APIDocEvolution
An Empirical Study on Evolution of API Documentation
PROJECT SUMMARY
With the evolution of an API library, its documentation also evolves across versions. The evolution of API documentation is common knowledge for programmers and library developers, but not in a quantitative form.Without such quantitative knowledge, programmers may neglect important revisions of API documentation, and library developers may not effectively improve API documentation based on its revision histories. There is a strong need to conduct a quantitative study on API documentation evolution. However, as API documentation
is large in size and revisions can be complicated, it is quite challenging to conduct such a study.
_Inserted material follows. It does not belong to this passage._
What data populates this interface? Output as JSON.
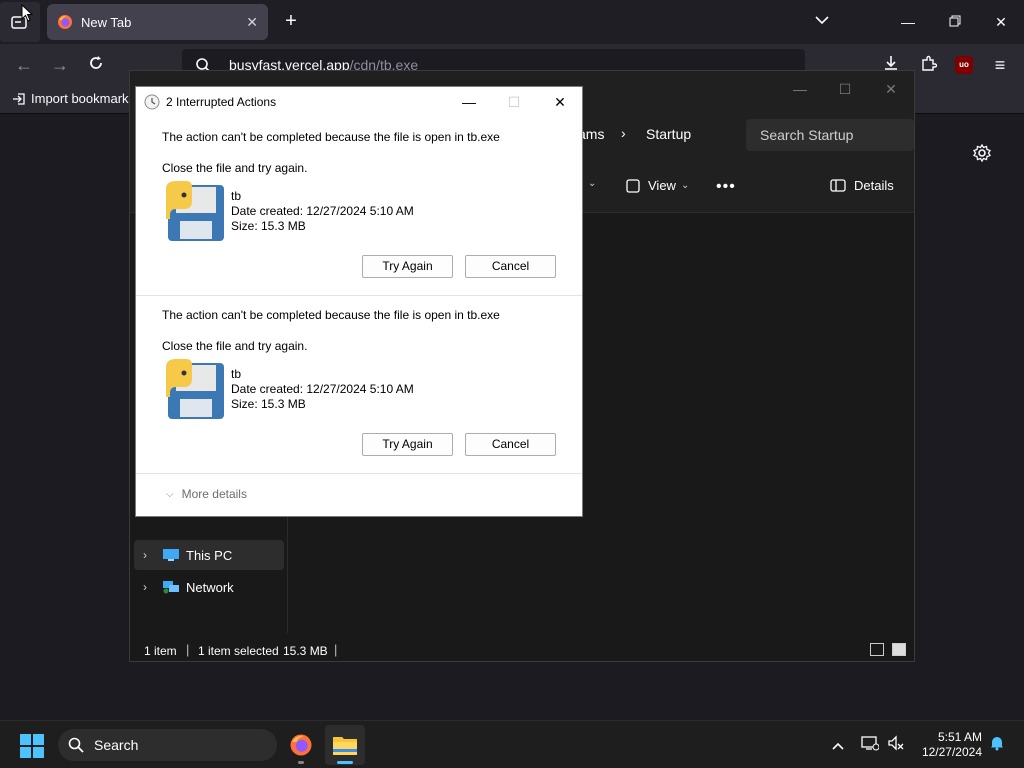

In this paper, we present an analysis methodology to analyze the evolution of API documentation. Based on the methodology, we conduct a quantitative study on API documentation evolution of five widely used libraries. The results reveal various valuable findings, and these findings allow programmers and library developers to better understand API documentation evolution.
The paper submitted to FASE 2011.
PEOPLE
Lin Shi (iTechs, ISCAS), Hao Zhong (iTechs, ISCAS), Tao Xie (NCSU), and MingShu Li (iTechs, ISCAS)
SUBJECTS
The subjects of the empirical study are as shown in Table 1.
RQ1: Which parts of API documentation are frequently revised?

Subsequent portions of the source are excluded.